Dario Fo, one of Italy's best known playwrights used these events as inspiration for his political satire and controversial play, Accidental Death of an Anarchist . In the play, which he presents as a farce, Fo sends up the police as slow and dim-witted, tricked by a fast-talking fraudster known as The Maniac, who employs a series of impersonations to confuse the officers, into contradicting themselves and revealing that there has been a cover-up involving the death of an anarchist.
Still performed today, it is the best known of all Fo's 80-plus plays, certainly outside Italy. It has been performed in more than 40 countries.
Giuseppe "Pino" Pinelli is also remembered by Enrico Baj's painting Funeral of the Anarchist Pinelli. It is a large scale mixed-media twelve meter long installation which encompasses an entire wall and moves out onto the floor.
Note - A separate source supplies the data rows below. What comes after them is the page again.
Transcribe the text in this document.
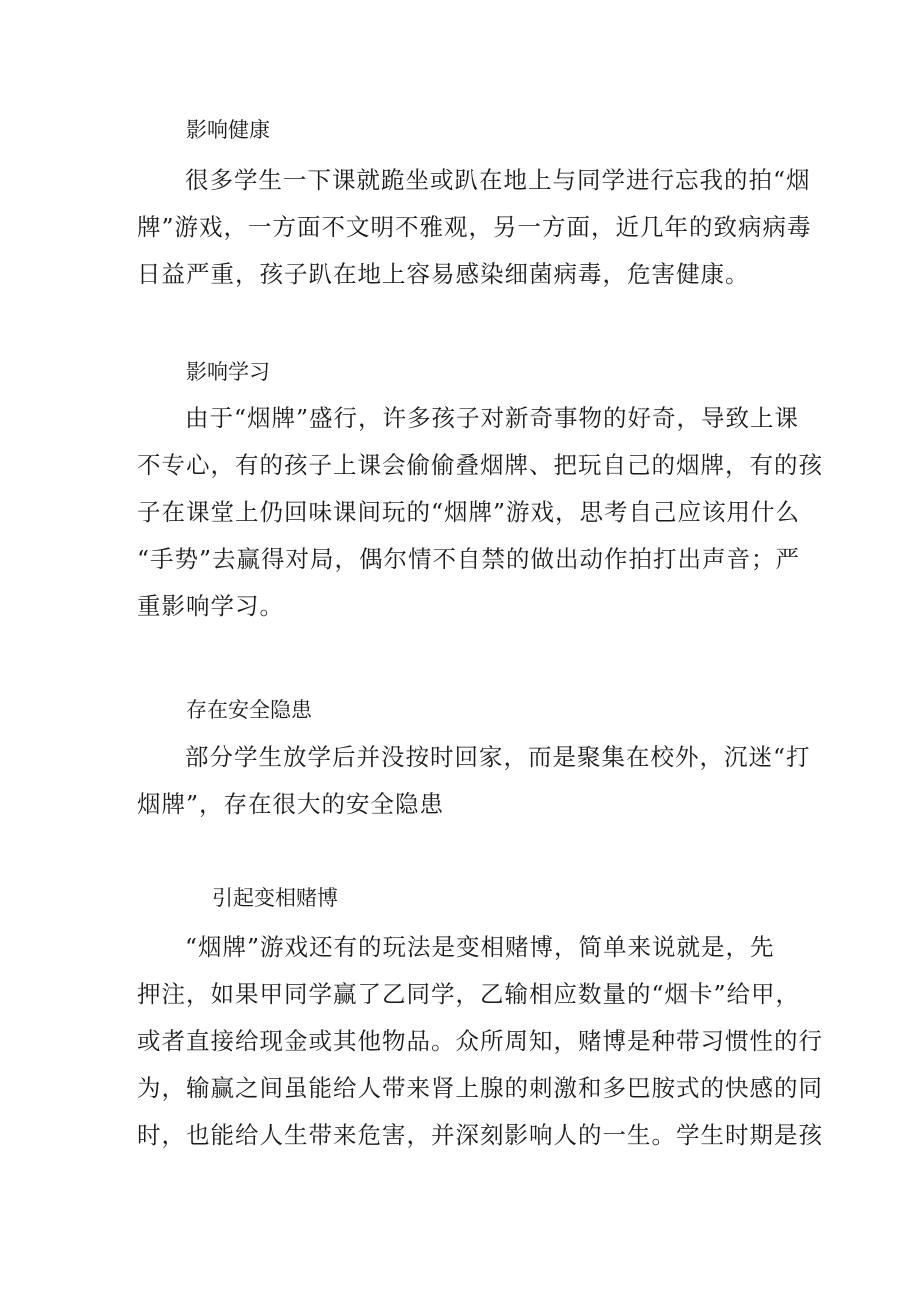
影响健康
很多学生一下课就跪坐或趴在地上与同学进行忘我的拍“烟
牌”游戏，一方面不文明不雅观，另一方面，近几年的致病病毒
日益严重，孩子趴在地上容易感染细菌病毒，危害健康。
影响学习
由于“烟牌”盛行，许多孩子对新奇事物的好奇，导致上课
不专心，有的孩子上课会偷偷叠烟牌、把玩自己的烟牌，有的孩
子在课堂上仍回味课间玩的“烟牌”游戏，思考自己应该用什么
“手势”去赢得对局，偶尔情不自禁的做出动作拍打出声音；严
重影响学习。
存在安全隐患
部分学生放学后并没按时回家，而是聚集在校外，沉迷“打
烟牌”，存在很大的安全隐患
引起变相赌博
“烟牌”游戏还有的玩法是变相赌博，简单来说就是，先
押注，如果甲同学赢了乙同学，乙输相应数量的“烟卡”给甲，
或者直接给现金或其他物品。众所周知，赌博是种带习惯性的行
为，输赢之间虽能给人带来肾上腺的刺激和多巴胺式的快感的同
时，也能给人生带来危害，并深刻影响人的一生。学生时期是孩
The work makes direct reference to Carlo Carrà's 1911 Futurist painting The Funeral of the Anarchist Galli, which is the earlier artist's most famous work.
The work was created for the Palazzo Reale in Milan. Therein the work was set to be displayed in the Great Hall of Caryatids of the palazzo, in the spring of 1972 but on the day of its opening, the Police Commissioner of Milan Luigi Calabresi was assassinated by members of Lotta Continua and the exhibition was delayed indefinitely.
The work was finally exhibited at the Palazzo Reale in the summer of 2012 and again at the palazzo on the occasion of the 2024 retrospective of Baj's work honoring the hundredth anniversary of his birth. The work has been exhibited at the Museo del Novecento in Milan since February 2025.[6] The work is also partly based on Pablo Picasso's mural Guernica.